Obviously, there are other issues swirling in the background, including several that did not get into this report.
For example, is banning a racy shirt the same thing as promoting a conservative stand on sexual morality? That's bad news, in an era in which courts tend to say that any promotion of conservative values on sex is the same thing as promoting conservative religious doctrines.
What about issues of race and class? Can school administrators strike back against the hip-hop bling culture -- in either its ghetto or suburban forms -- without being accused of discrimination?
And, as Shapira's story does note, some school leaders think the clothing issue should be handled by parents. But how many modern students have highly involved parents? What if young women set out to ignore or deceive their parents?
What do these shirts mean anyway? The Post notes:
The T-shirts highlight a paradox about this generation: Even as more teenagers absorb ubiquitous sexual messages, federal data show that they report having less sex than their predecessors. Although a recent National Center for Health Statistics survey found that more than half of all teenagers engage in oral sex, teen pregnancy rates have plummeted since the early 1990s. According to the Centers for Disease Control and Prevention, the percentage of high school students who reported having sexual intercourse dropped from 54 percent in 1991 to 47 percent in 2005.

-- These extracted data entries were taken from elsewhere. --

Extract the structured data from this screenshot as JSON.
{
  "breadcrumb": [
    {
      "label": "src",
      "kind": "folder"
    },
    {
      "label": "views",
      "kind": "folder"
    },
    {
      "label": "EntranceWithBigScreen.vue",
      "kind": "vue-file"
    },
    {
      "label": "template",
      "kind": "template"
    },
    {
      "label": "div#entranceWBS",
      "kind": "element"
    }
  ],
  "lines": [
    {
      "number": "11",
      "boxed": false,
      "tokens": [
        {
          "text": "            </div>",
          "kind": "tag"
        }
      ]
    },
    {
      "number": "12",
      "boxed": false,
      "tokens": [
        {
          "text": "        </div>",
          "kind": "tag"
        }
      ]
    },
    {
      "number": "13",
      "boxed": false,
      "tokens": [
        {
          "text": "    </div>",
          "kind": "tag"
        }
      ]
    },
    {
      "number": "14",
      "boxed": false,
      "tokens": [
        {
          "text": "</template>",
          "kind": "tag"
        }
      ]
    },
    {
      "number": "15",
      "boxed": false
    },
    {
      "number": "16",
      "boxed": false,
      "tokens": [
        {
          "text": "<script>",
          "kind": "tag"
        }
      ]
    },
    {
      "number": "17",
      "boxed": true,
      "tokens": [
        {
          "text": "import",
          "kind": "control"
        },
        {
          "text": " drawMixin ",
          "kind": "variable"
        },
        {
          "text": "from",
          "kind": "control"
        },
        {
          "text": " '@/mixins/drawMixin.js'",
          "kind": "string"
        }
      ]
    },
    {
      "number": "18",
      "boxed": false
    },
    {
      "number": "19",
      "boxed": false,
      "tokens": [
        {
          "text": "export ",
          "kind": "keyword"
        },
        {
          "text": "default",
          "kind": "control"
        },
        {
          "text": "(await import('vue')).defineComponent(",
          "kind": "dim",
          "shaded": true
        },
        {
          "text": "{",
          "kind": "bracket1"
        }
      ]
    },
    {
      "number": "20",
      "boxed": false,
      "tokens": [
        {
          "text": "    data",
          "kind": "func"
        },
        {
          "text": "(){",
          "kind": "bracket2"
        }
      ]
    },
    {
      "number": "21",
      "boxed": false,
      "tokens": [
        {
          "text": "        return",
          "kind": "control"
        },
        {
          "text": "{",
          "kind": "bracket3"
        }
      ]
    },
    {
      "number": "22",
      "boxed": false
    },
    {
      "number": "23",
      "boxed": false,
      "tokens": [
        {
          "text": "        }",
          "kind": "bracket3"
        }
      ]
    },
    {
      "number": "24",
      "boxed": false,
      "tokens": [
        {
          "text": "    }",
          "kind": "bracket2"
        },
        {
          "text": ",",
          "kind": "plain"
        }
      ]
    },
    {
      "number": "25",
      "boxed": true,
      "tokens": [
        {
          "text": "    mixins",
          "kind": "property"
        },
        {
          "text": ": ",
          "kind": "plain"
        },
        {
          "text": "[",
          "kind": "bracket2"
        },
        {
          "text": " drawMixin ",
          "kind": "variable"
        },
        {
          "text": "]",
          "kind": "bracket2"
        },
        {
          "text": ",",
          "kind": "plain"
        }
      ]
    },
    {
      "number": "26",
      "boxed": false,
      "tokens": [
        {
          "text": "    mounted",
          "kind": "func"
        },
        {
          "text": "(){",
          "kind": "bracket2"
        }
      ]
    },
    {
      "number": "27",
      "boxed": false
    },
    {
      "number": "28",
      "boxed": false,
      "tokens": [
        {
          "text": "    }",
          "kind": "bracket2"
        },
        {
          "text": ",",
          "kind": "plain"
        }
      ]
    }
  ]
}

"It's a puzzling picture," said Sarah Brown, director of the National Campaign to Prevent Teen Pregnancy in the District. "When someone sees a girl or boy in provocative clothing, they make a lot of assumptions about what's going on, which may or may not be true -- which really is the point, isn't it?"
Like I said, this was a solid story and -- noting how it has zoomed around cyberspace -- I hope the Post will continue to monitor this subject at the intersection of family life, education, pop culture, morality and who knows what all.
But I have to admit that I wished the story had included one other topic, perhaps in a sidebar. Do schools in and around the Beltway have policies that affect other kinds of T-shirts and the subjects printed on them? What about religion? What about politics? What about, well, social issues that tend to divide young people and adults?
For example, if hot T-shirts are hard to ban, is it actually easier to ban anti-hot T-shirts?
This story has made some headlines in the past in the Washington area, in part because of demonstrations led by the Rock for Life network. Not that long ago, The Washington Times covered this, including this summary:
Rock for Life's shirts feature blunt messages for young people: "Abortion Is Mean" or "Abortion Is Homicide" on the front, and the group's motto on the back: "You will not silence my message. You will not mock my God. You will stop killing my generation." Those messages have repeatedly put pro-life youth in conflict with school officials. In November 2002, a student wearing an "Abortion Is Homicide" shirt to Abington Junior High School in Abington, Pa., was told by the principal that his shirt was "inappropriate for display at school and equated the message on the shirt with a swastika," say Rock for Life officials.
In the Cleveland suburb of Chardon, Ohio, a student wearing the group's "Abortion Is Homicide" shirt was also told by his principal not to wear the shirt at Chardon High School because a girl had complained it was obscene.
Free speech is messy, but it beats all the alternatives. Or should public schools, at this point, turn to uniforms?